- Inflammatory Bowel Disease (IBD) is estimated to affect nearly 1.6 million Americans.
- Diet and nutrition concerns of patients with IBD is extremely common.
- Diet could affect the symptoms of IBD and play some role in the underlying inflammatory process.
Major categories of IBD include Crohn's disease and ulcerative colitis. While Crohn's disease is a chronic inflammatory condition of the gastrointestinal tract, ulcerative colitis is limited to the colon area.
‘Inflammatory bowel disease (IBD) could be associated with nutritional problems!!!’
AdvertisementAlthough there is no systematic review for relation between diet and IBD, it is believed that shift to the popular 'Western' diet which is high in fat and protein and low in fruits and vegetables could be attributed to a rise of inflammatory bowel disease cases.
- A study was undertaken to evaluate the relationship between IBD and dietary intake, food preferences and nutritional status in Iceland.
- This cross-sectional study involved a total of 78 patients (35 men and 43 women aged 18-74 years) suffering from either Crohn's disease or ulcerative colitis.
- Most patients (80%) were on infliximab infusion therapy; rest used other IBD drugs or no medications at all.
- All participants answered a questionnaire involving questions mainly regarding their disease, medications, diet, and food preferences.
- Body mass index was calculated for all the patients from their height and weight and percentage of body fat was also calculated.
- Blood samples were analyzed to estimate nutritional status.
- The participants recorded their intake of food, drinks and dietary supplements during three days and the average intake for each participant was calculated.
- The results demonstrated that diet affected the digestive tract symptoms in nearly 87% of patients and 72% of patients had reportedly changed their diet accordingly.
- List of commonly restricted foods included dairy products (60%), processed meat (55%), soft drinks (46%), alcohol (45%) and fast food (44%), citrus fruits (41%).
- Foods which were reported to have positive effects on symptoms were mainly fish (22%) and non-processed foods (8%) amongst others.
- About 46% of patients were diagnosed with some form of nutritional deficiency (iron deficiency was seen in about 39% of patients).
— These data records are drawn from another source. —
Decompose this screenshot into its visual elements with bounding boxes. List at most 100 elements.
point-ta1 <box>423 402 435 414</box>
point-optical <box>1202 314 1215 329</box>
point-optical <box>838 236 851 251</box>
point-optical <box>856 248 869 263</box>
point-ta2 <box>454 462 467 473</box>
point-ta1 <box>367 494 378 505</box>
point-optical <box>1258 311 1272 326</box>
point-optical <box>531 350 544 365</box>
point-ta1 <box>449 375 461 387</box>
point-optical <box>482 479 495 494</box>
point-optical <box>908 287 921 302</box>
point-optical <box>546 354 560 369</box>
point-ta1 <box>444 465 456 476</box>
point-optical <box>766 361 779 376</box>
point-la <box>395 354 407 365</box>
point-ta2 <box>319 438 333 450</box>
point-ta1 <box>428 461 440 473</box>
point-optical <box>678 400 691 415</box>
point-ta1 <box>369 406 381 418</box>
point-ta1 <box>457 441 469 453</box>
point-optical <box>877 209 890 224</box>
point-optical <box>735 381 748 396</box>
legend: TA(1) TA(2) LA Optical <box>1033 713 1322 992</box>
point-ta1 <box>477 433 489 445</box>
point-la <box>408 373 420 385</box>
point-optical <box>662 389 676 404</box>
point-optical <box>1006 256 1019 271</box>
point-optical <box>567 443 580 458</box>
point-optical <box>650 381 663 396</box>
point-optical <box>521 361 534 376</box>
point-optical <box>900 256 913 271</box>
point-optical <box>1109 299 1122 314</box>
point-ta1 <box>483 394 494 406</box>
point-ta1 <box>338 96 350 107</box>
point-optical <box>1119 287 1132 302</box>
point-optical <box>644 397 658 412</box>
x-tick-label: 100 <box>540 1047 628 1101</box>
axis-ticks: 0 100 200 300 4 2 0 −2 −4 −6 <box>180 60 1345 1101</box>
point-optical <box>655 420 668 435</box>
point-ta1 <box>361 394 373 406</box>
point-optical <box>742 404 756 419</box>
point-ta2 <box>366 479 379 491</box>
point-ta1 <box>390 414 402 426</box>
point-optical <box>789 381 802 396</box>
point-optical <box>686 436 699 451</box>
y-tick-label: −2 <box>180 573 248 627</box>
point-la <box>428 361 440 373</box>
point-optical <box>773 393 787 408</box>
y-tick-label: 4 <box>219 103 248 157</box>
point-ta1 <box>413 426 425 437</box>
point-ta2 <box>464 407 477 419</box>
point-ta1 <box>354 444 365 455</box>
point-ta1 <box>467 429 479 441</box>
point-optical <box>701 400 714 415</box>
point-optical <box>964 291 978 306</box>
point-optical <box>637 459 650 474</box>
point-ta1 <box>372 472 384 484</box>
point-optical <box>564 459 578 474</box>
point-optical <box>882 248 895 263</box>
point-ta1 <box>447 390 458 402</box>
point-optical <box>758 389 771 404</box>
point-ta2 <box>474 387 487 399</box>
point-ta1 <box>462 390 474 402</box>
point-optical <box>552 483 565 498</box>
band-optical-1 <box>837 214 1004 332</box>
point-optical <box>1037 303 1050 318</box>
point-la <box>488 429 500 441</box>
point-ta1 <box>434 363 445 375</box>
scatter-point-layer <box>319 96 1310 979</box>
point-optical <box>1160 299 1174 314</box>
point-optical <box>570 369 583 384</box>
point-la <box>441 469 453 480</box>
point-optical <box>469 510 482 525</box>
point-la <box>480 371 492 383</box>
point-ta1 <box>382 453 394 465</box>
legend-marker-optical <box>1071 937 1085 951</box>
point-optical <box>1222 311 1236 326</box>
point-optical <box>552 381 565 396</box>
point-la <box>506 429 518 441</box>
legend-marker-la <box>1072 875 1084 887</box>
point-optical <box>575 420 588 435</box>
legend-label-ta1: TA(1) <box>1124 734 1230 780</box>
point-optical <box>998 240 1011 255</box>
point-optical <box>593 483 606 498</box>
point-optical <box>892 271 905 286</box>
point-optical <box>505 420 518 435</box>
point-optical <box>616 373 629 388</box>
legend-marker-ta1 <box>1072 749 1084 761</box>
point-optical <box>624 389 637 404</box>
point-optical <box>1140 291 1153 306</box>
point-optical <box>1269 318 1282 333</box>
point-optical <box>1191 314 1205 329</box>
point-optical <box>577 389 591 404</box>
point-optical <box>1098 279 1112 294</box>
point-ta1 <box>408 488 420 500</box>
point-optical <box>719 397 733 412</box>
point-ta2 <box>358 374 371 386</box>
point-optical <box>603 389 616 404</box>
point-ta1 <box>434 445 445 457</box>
Iron deficiency could eventually lead to anemia.
- Intake of vitamin D and calcium were found to be 65% below the recommended intake value for both. This is an important observation since IBD patients are at a greater risk of developing metabolic bone disease and use of calcium and vitamin D supplements could possibly have positive effects on bone health.
- Thus dietary supplements such as those for calcium, vitamin D, iron, vitamin B12 and folate are recommended for IBD patients to prevent deficiency from occurring. However, a word of caution: vitamin and mineral supplements could cause gastrointestinal (GI) symptoms, hence, should be taken only under the supervision of your physician.
- Since this was a cross-sectional study, it could not differentiate between cause and effect in an observed association.
- Study participants were a selected group of IBD patients most of whom were on biological treatment; hence study results could not be extrapolated to an unselected group of IBD patients, who probably are more affected by nutritional deficiency.
Restriction of dairy and meat intake was commonly seen in IBD patients which could have a negative effect on status of micronutrients such as calcium and iron, hence should be done under the guidance of a dietitian or physician.